Again, this week, I find myself in a place of lament.
As I picked my son, Isaiah, up at daycare yesterday NPR broadcast a story of a family finding out that their 2 year old and elderly parents had died in the collapse of their apartment building. (see link below) The story began by introducing us to the couple, and told of the woman leaving for work at a department store leaving her son with his grandparents. The baby cried and wanted to come along, but she left him, and minutes later the earthquake struck. It’s every parent’s nightmare—“I should have brought him with me!”—come vividly and terribly true. The NPR host spoke with them as the excavation equipment began working, and they hoped against hope to find the boy. Finally, a rescue worker brought the news that they had found the bodies of an elderly man cradling a small boy, with an older woman right beside. The couple dissolved in tears, and as I drove, Isaiah staring contently out the window, I did, too—all of the frustration of the day dissolved away. I was with that woman who had lost her child.

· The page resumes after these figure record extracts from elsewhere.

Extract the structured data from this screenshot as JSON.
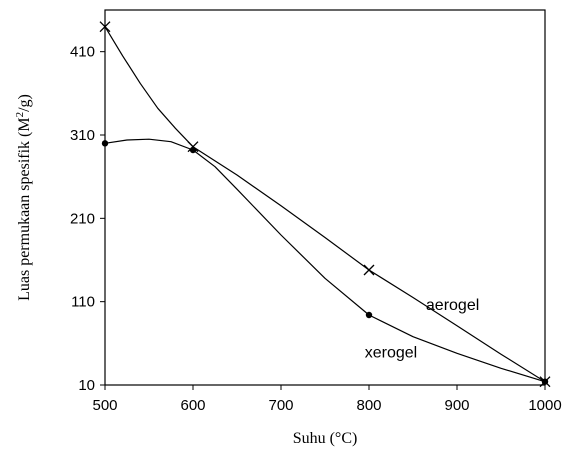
{
  "chart_data": {
    "type": "line",
    "xlabel": "Suhu (°C)",
    "ylabel_main": "Luas permukaan spesifik (M",
    "ylabel_sup": "2",
    "ylabel_tail": "/g)",
    "xlim": [
      500,
      1000
    ],
    "ylim": [
      10,
      460
    ],
    "xticks": [
      500,
      600,
      700,
      800,
      900,
      1000
    ],
    "yticks": [
      10,
      110,
      210,
      310,
      410
    ],
    "grid": false,
    "legend": "none",
    "series": [
      {
        "name": "aerogel",
        "marker": "x",
        "color": "#000000",
        "points": [
          [
            500,
            440
          ],
          [
            600,
            296
          ],
          [
            800,
            148
          ],
          [
            1000,
            14
          ]
        ],
        "curve": [
          [
            500,
            440
          ],
          [
            520,
            405
          ],
          [
            540,
            372
          ],
          [
            560,
            342
          ],
          [
            580,
            318
          ],
          [
            600,
            296
          ],
          [
            650,
            262
          ],
          [
            700,
            225
          ],
          [
            750,
            187
          ],
          [
            800,
            148
          ],
          [
            850,
            115
          ],
          [
            900,
            81
          ],
          [
            950,
            47
          ],
          [
            1000,
            14
          ]
        ]
      },
      {
        "name": "xerogel",
        "marker": "dot",
        "color": "#000000",
        "points": [
          [
            500,
            300
          ],
          [
            600,
            292
          ],
          [
            800,
            94
          ],
          [
            1000,
            14
          ]
        ],
        "curve": [
          [
            500,
            300
          ],
          [
            525,
            304
          ],
          [
            550,
            305
          ],
          [
            575,
            302
          ],
          [
            600,
            292
          ],
          [
            625,
            272
          ],
          [
            650,
            245
          ],
          [
            700,
            190
          ],
          [
            750,
            138
          ],
          [
            800,
            94
          ],
          [
            850,
            68
          ],
          [
            900,
            48
          ],
          [
            950,
            30
          ],
          [
            1000,
            14
          ]
        ]
      }
    ],
    "annotations": [
      {
        "text": "aerogel",
        "x": 895,
        "y": 100
      },
      {
        "text": "xerogel",
        "x": 825,
        "y": 43
      }
    ]
  }
}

I had been late to get Isaiah—I rode my bike to church but discovered as I was leaving that the tire was completely flat, so I set off to walk home—just over 2 miles, to retrieve the car and pick him up. On the walk, I’d been hurried and occupied, but also startlingly aware (as I had also been riding my bike that morning and the day before) at how little I actually perceive as I go about my day. Driving, I am so intent on speed—getting through the next stop light, getting in the correct lane to go fast, fast, fast. Time in the car is wasted time, the reasoning goes, and so I want to minimize the waste. Logical, right?

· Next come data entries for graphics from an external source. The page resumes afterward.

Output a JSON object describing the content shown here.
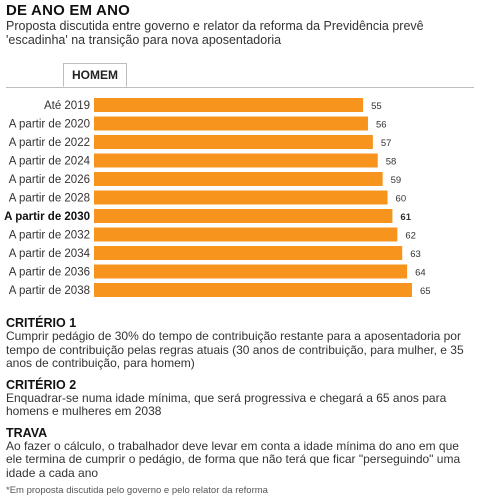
{
  "header": {
    "title": "DE ANO EM ANO",
    "subtitle": "Proposta discutida entre governo e relator da reforma da Previdência prevê 'escadinha' na transição para nova aposentadoria"
  },
  "tabs": [
    {
      "label": "HOMEM",
      "active": true
    }
  ],
  "colors": {
    "bar": "#f7941d",
    "text": "#333333",
    "tab_border": "#bdbdbd"
  },
  "chart_data": {
    "type": "bar",
    "orientation": "horizontal",
    "categories": [
      "Até 2019",
      "A partir de 2020",
      "A partir de 2022",
      "A partir de 2024",
      "A partir de 2026",
      "A partir de 2028",
      "A partir de 2030",
      "A partir de 2032",
      "A partir de 2034",
      "A partir de 2036",
      "A partir de 2038"
    ],
    "values": [
      55,
      56,
      57,
      58,
      59,
      60,
      61,
      62,
      63,
      64,
      65
    ],
    "highlight": "A partir de 2030",
    "xlim": [
      0,
      65
    ],
    "grid": false,
    "legend": "none"
  },
  "sections": [
    {
      "heading": "CRITÉRIO 1",
      "text": "Cumprir pedágio de 30% do tempo de contribuição restante para a aposentadoria por tempo de contribuição pelas regras atuais (30 anos de contribuição, para mulher, e 35 anos de contribuição, para homem)"
    },
    {
      "heading": "CRITÉRIO 2",
      "text": "Enquadrar-se numa idade mínima, que será progressiva e chegará a 65 anos para homens e mulheres em 2038"
    },
    {
      "heading": "TRAVA",
      "text": "Ao fazer o cálculo, o trabalhador deve levar em conta a idade mínima do ano em que ele termina de cumprir o pedágio, de forma que não terá que ficar \"perseguindo\" uma idade a cada ano"
    }
  ],
  "footnote": "*Em proposta discutida pelo governo e pelo relator da reforma"
}
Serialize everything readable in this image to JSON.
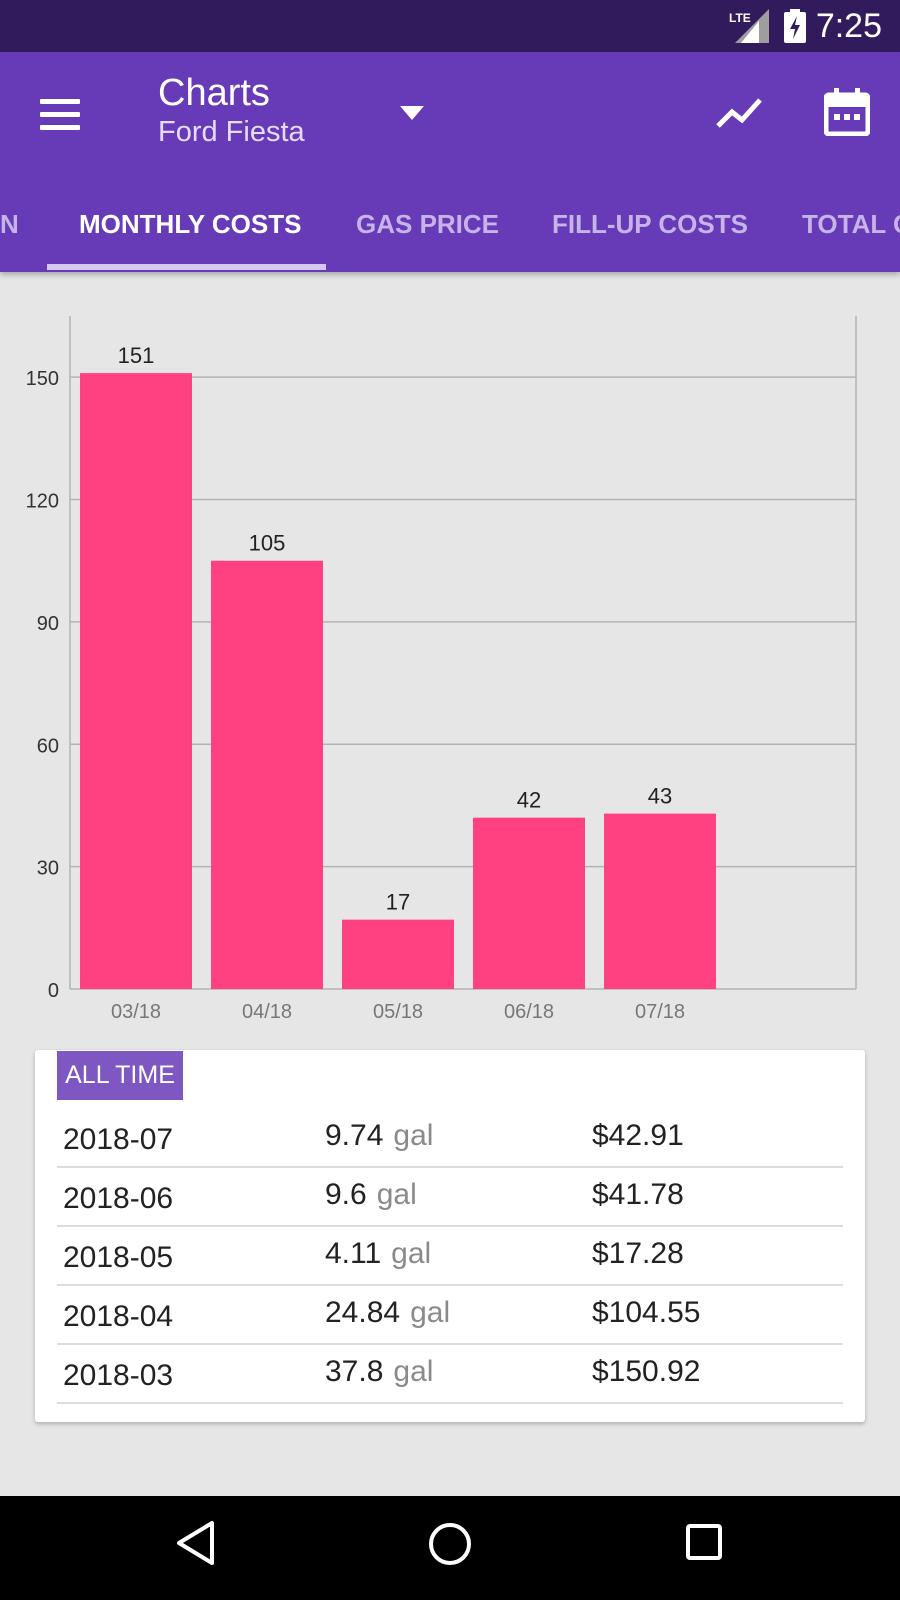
{
  "status_bar": {
    "time": "7:25",
    "network": "LTE",
    "icons": [
      "lte-signal-icon",
      "battery-charging-icon"
    ]
  },
  "app_bar": {
    "title": "Charts",
    "subtitle": "Ford Fiesta",
    "icons": [
      "menu-icon",
      "dropdown-arrow-icon",
      "trend-line-icon",
      "calendar-icon"
    ]
  },
  "tabs": [
    {
      "label": "N",
      "active": false
    },
    {
      "label": "MONTHLY COSTS",
      "active": true
    },
    {
      "label": "GAS PRICE",
      "active": false
    },
    {
      "label": "FILL-UP COSTS",
      "active": false
    },
    {
      "label": "TOTAL C",
      "active": false
    }
  ],
  "chart_data": {
    "type": "bar",
    "categories": [
      "03/18",
      "04/18",
      "05/18",
      "06/18",
      "07/18"
    ],
    "values": [
      151,
      105,
      17,
      42,
      43
    ],
    "value_labels": [
      "151",
      "105",
      "17",
      "42",
      "43"
    ],
    "yticks": [
      0,
      30,
      60,
      90,
      120,
      150
    ],
    "ylim": [
      0,
      165
    ],
    "grid": true,
    "title": "",
    "xlabel": "",
    "ylabel": ""
  },
  "card": {
    "badge": "ALL TIME",
    "rows": [
      {
        "month": "2018-07",
        "volume": "9.74",
        "unit": "gal",
        "cost": "$42.91"
      },
      {
        "month": "2018-06",
        "volume": "9.6",
        "unit": "gal",
        "cost": "$41.78"
      },
      {
        "month": "2018-05",
        "volume": "4.11",
        "unit": "gal",
        "cost": "$17.28"
      },
      {
        "month": "2018-04",
        "volume": "24.84",
        "unit": "gal",
        "cost": "$104.55"
      },
      {
        "month": "2018-03",
        "volume": "37.8",
        "unit": "gal",
        "cost": "$150.92"
      }
    ]
  },
  "colors": {
    "app_bar": "#673ab7",
    "status_bar": "#311b5c",
    "bar": "#ff4081",
    "badge": "#7e57c2"
  }
}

The thing is that time in the car isn’t wasted time—there is no wasted time. The only wasted time is time that we spend spiritually being somewhere else. The only waste is our absence from our own lives. Slowing down by riding my bike or walking allowed me to perceive what I’ve always “seen,” but never noticed.
We so frequently don’t engage with what’s around us. News on the radio of bombs going off in faraway places, of disasters and terror, don’t touch us. We go about hurrying, on to the next task before having completed the last. Hearing about that couple in China who had lost their baby, I was put in mind of all of the people who have lost children and parents both in China and in Myanmar and places of desperation all over the globe and close to home. I’ve listened to all the reports of thousands dead, but wasn’t able to actually hear it until I was invited into the story of a single family. I was able to be present in a way that had escaped me before, just as my unexpected walk home from work helped me to see what I never do.

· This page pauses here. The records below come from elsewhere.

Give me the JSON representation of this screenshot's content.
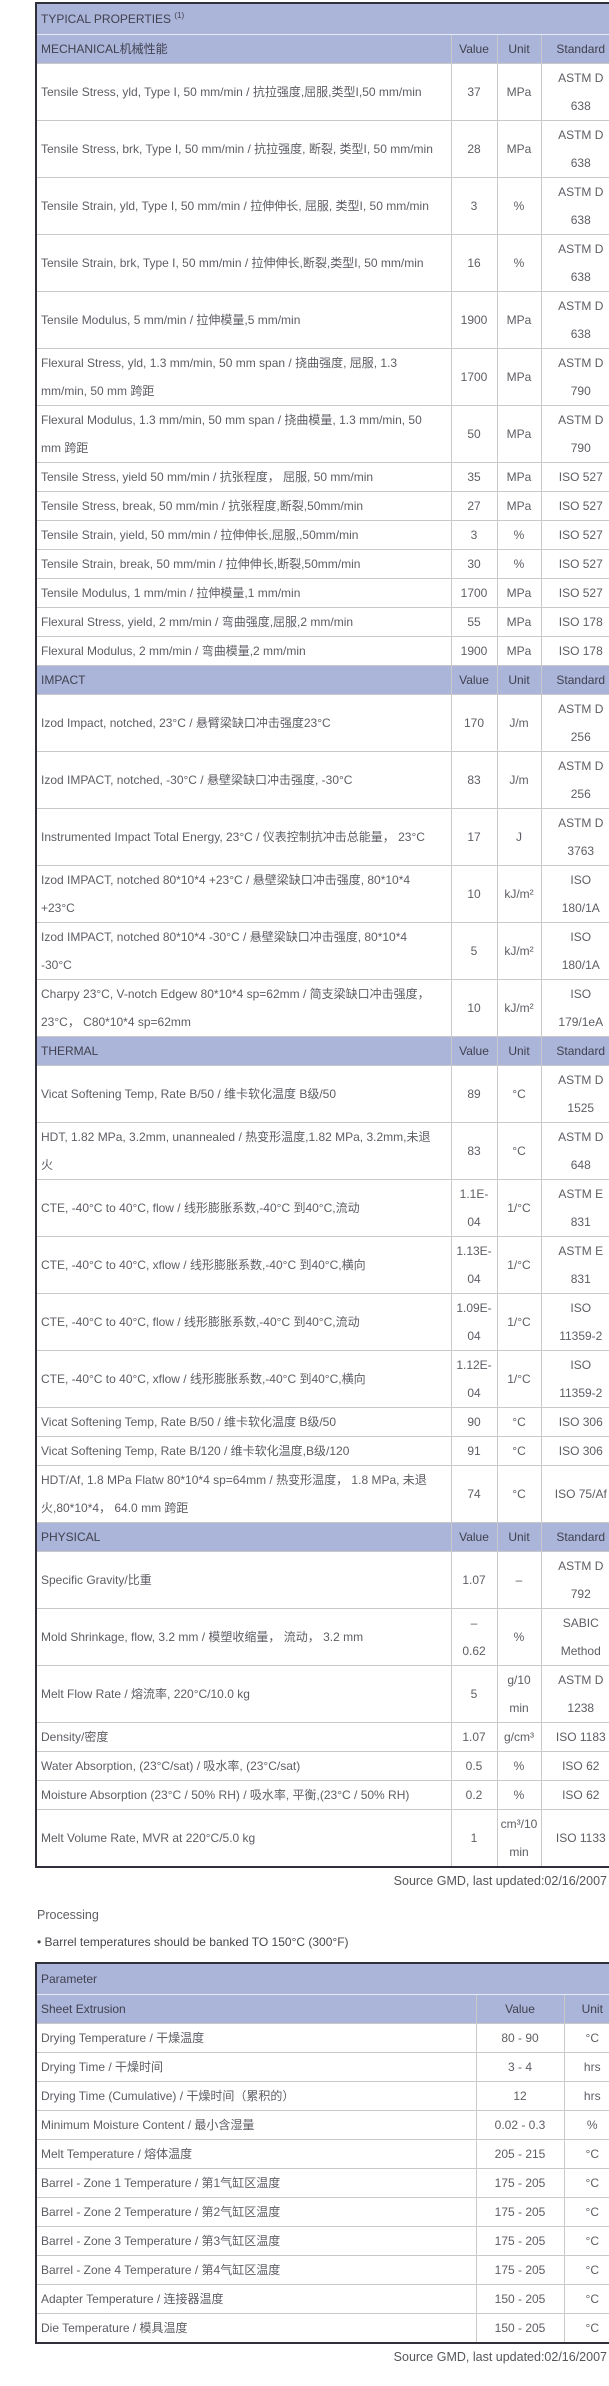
{
  "colors": {
    "header_bg": "#abb4d9",
    "outer_border": "#30303a",
    "grid_line": "#c9c9c9",
    "body_text": "#5d5e64"
  },
  "table1": {
    "title": "TYPICAL PROPERTIES ",
    "title_sup": "(1)",
    "columns": [
      "Value",
      "Unit",
      "Standard"
    ],
    "sections": [
      {
        "label": "MECHANICAL机械性能",
        "rows": [
          {
            "name": "Tensile Stress, yld, Type I, 50 mm/min / 抗拉强度,屈服,类型I,50 mm/min",
            "value": "37",
            "unit": "MPa",
            "standard": "ASTM D\n638"
          },
          {
            "name": "Tensile Stress, brk, Type I, 50 mm/min / 抗拉强度, 断裂, 类型I, 50 mm/min",
            "value": "28",
            "unit": "MPa",
            "standard": "ASTM D\n638"
          },
          {
            "name": "Tensile Strain, yld, Type I, 50 mm/min / 拉伸伸长, 屈服, 类型I, 50 mm/min",
            "value": "3",
            "unit": "%",
            "standard": "ASTM D\n638"
          },
          {
            "name": "Tensile Strain, brk, Type I, 50 mm/min / 拉伸伸长,断裂,类型I, 50 mm/min",
            "value": "16",
            "unit": "%",
            "standard": "ASTM D\n638"
          },
          {
            "name": "Tensile Modulus, 5 mm/min / 拉伸模量,5 mm/min",
            "value": "1900",
            "unit": "MPa",
            "standard": "ASTM D\n638"
          },
          {
            "name": "Flexural Stress, yld, 1.3 mm/min, 50 mm span / 挠曲强度, 屈服, 1.3 mm/min, 50 mm 跨距",
            "value": "1700",
            "unit": "MPa",
            "standard": "ASTM D\n790"
          },
          {
            "name": "Flexural Modulus, 1.3 mm/min, 50 mm span / 挠曲模量, 1.3 mm/min, 50 mm 跨距",
            "value": "50",
            "unit": "MPa",
            "standard": "ASTM D\n790"
          },
          {
            "name": "Tensile Stress, yield 50 mm/min / 抗张程度， 屈服, 50 mm/min",
            "value": "35",
            "unit": "MPa",
            "standard": "ISO 527"
          },
          {
            "name": "Tensile Stress, break, 50 mm/min / 抗张程度,断裂,50mm/min",
            "value": "27",
            "unit": "MPa",
            "standard": "ISO 527"
          },
          {
            "name": "Tensile Strain, yield, 50 mm/min / 拉伸伸长,屈服,,50mm/min",
            "value": "3",
            "unit": "%",
            "standard": "ISO 527"
          },
          {
            "name": "Tensile Strain, break, 50 mm/min / 拉伸伸长,断裂,50mm/min",
            "value": "30",
            "unit": "%",
            "standard": "ISO 527"
          },
          {
            "name": "Tensile Modulus, 1 mm/min / 拉伸模量,1 mm/min",
            "value": "1700",
            "unit": "MPa",
            "standard": "ISO 527"
          },
          {
            "name": "Flexural Stress, yield, 2 mm/min / 弯曲强度,屈服,2 mm/min",
            "value": "55",
            "unit": "MPa",
            "standard": "ISO 178"
          },
          {
            "name": "Flexural Modulus, 2 mm/min / 弯曲模量,2 mm/min",
            "value": "1900",
            "unit": "MPa",
            "standard": "ISO 178"
          }
        ]
      },
      {
        "label": "IMPACT",
        "rows": [
          {
            "name": "Izod Impact, notched, 23°C / 悬臂梁缺口冲击强度23°C",
            "value": "170",
            "unit": "J/m",
            "standard": "ASTM D\n256"
          },
          {
            "name": "Izod IMPACT, notched, -30°C / 悬壁梁缺口冲击强度, -30°C",
            "value": "83",
            "unit": "J/m",
            "standard": "ASTM D\n256"
          },
          {
            "name": "Instrumented Impact Total Energy, 23°C / 仪表控制抗冲击总能量， 23°C",
            "value": "17",
            "unit": "J",
            "standard": "ASTM D\n3763"
          },
          {
            "name": "Izod IMPACT, notched 80*10*4 +23°C / 悬壁梁缺口冲击强度, 80*10*4 +23°C",
            "value": "10",
            "unit": "kJ/m²",
            "standard": "ISO\n180/1A"
          },
          {
            "name": "Izod IMPACT, notched 80*10*4 -30°C / 悬壁梁缺口冲击强度, 80*10*4 -30°C",
            "value": "5",
            "unit": "kJ/m²",
            "standard": "ISO\n180/1A"
          },
          {
            "name": "Charpy 23°C, V-notch Edgew 80*10*4 sp=62mm / 简支梁缺口冲击强度， 23°C， C80*10*4 sp=62mm",
            "value": "10",
            "unit": "kJ/m²",
            "standard": "ISO\n179/1eA"
          }
        ]
      },
      {
        "label": "THERMAL",
        "rows": [
          {
            "name": "Vicat Softening Temp, Rate B/50 / 维卡软化温度 B级/50",
            "value": "89",
            "unit": "°C",
            "standard": "ASTM D\n1525"
          },
          {
            "name": "HDT, 1.82 MPa, 3.2mm, unannealed / 热变形温度,1.82 MPa, 3.2mm,未退火",
            "value": "83",
            "unit": "°C",
            "standard": "ASTM D\n648"
          },
          {
            "name": "CTE, -40°C to 40°C, flow / 线形膨胀系数,-40°C 到40°C,流动",
            "value": "1.1E-\n04",
            "unit": "1/°C",
            "standard": "ASTM E\n831"
          },
          {
            "name": "CTE, -40°C to 40°C, xflow / 线形膨胀系数,-40°C 到40°C,横向",
            "value": "1.13E-\n04",
            "unit": "1/°C",
            "standard": "ASTM E\n831"
          },
          {
            "name": "CTE, -40°C to 40°C, flow / 线形膨胀系数,-40°C 到40°C,流动",
            "value": "1.09E-\n04",
            "unit": "1/°C",
            "standard": "ISO\n11359-2"
          },
          {
            "name": "CTE, -40°C to 40°C, xflow / 线形膨胀系数,-40°C 到40°C,横向",
            "value": "1.12E-\n04",
            "unit": "1/°C",
            "standard": "ISO\n11359-2"
          },
          {
            "name": "Vicat Softening Temp, Rate B/50 / 维卡软化温度 B级/50",
            "value": "90",
            "unit": "°C",
            "standard": "ISO 306"
          },
          {
            "name": "Vicat Softening Temp, Rate B/120 / 维卡软化温度,B级/120",
            "value": "91",
            "unit": "°C",
            "standard": "ISO 306"
          },
          {
            "name": "HDT/Af, 1.8 MPa Flatw 80*10*4 sp=64mm / 热变形温度， 1.8 MPa, 未退火,80*10*4， 64.0 mm 跨距",
            "value": "74",
            "unit": "°C",
            "standard": "ISO 75/Af"
          }
        ]
      },
      {
        "label": "PHYSICAL",
        "rows": [
          {
            "name": "Specific Gravity/比重",
            "value": "1.07",
            "unit": "–",
            "standard": "ASTM D\n792"
          },
          {
            "name": "Mold Shrinkage, flow, 3.2 mm / 模塑收缩量， 流动， 3.2 mm",
            "value": "–\n0.62",
            "unit": "%",
            "standard": "SABIC\nMethod"
          },
          {
            "name": "Melt Flow Rate / 熔流率, 220°C/10.0 kg",
            "value": "5",
            "unit": "g/10\nmin",
            "standard": "ASTM D\n1238"
          },
          {
            "name": "Density/密度",
            "value": "1.07",
            "unit": "g/cm³",
            "standard": "ISO 1183"
          },
          {
            "name": "Water Absorption, (23°C/sat) / 吸水率, (23°C/sat)",
            "value": "0.5",
            "unit": "%",
            "standard": "ISO 62"
          },
          {
            "name": "Moisture Absorption (23°C / 50% RH) / 吸水率, 平衡,(23°C / 50% RH)",
            "value": "0.2",
            "unit": "%",
            "standard": "ISO 62"
          },
          {
            "name": "Melt Volume Rate, MVR at 220°C/5.0 kg",
            "value": "1",
            "unit": "cm³/10\nmin",
            "standard": "ISO 1133"
          }
        ]
      }
    ],
    "source": "Source GMD, last updated:02/16/2007"
  },
  "processing": {
    "heading": "Processing",
    "bullet_marker": "•",
    "bullet_text": " Barrel temperatures should be banked TO 150°C (300°F)"
  },
  "table2": {
    "title": "Parameter",
    "subheader": "Sheet Extrusion",
    "columns": [
      "Value",
      "Unit"
    ],
    "rows": [
      {
        "name": "Drying Temperature / 干燥温度",
        "value": "80 - 90",
        "unit": "°C"
      },
      {
        "name": "Drying Time / 干燥时间",
        "value": "3 - 4",
        "unit": "hrs"
      },
      {
        "name": "Drying Time (Cumulative) / 干燥时间（累积的）",
        "value": "12",
        "unit": "hrs"
      },
      {
        "name": "Minimum Moisture Content / 最小含湿量",
        "value": "0.02 - 0.3",
        "unit": "%"
      },
      {
        "name": "Melt Temperature / 熔体温度",
        "value": "205 - 215",
        "unit": "°C"
      },
      {
        "name": "Barrel - Zone 1 Temperature / 第1气缸区温度",
        "value": "175 - 205",
        "unit": "°C"
      },
      {
        "name": "Barrel - Zone 2 Temperature / 第2气缸区温度",
        "value": "175 - 205",
        "unit": "°C"
      },
      {
        "name": "Barrel - Zone 3 Temperature / 第3气缸区温度",
        "value": "175 - 205",
        "unit": "°C"
      },
      {
        "name": "Barrel - Zone 4 Temperature / 第4气缸区温度",
        "value": "175 - 205",
        "unit": "°C"
      },
      {
        "name": "Adapter Temperature / 连接器温度",
        "value": "150 - 205",
        "unit": "°C"
      },
      {
        "name": "Die Temperature / 模具温度",
        "value": "150 - 205",
        "unit": "°C"
      }
    ],
    "source": "Source GMD, last updated:02/16/2007"
  }
}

It’s a deeper truth than just “stopping to smell the roses” (lilacs in this case). Being a Christian is about being present both to the pleasure as well as the pain that is all around us. Being a Christian is about being open to God, and God is to be found in the depth of the present. As I walked past the lilacs and wisteria on Bacon Street yesterday afternoon, God seemed everywhere. As I cried for that family in China, God, too, came near. The challenge of the Christian life is to be willing to bear witness to all that life offers us. We all have ears to hear—will we have the courage?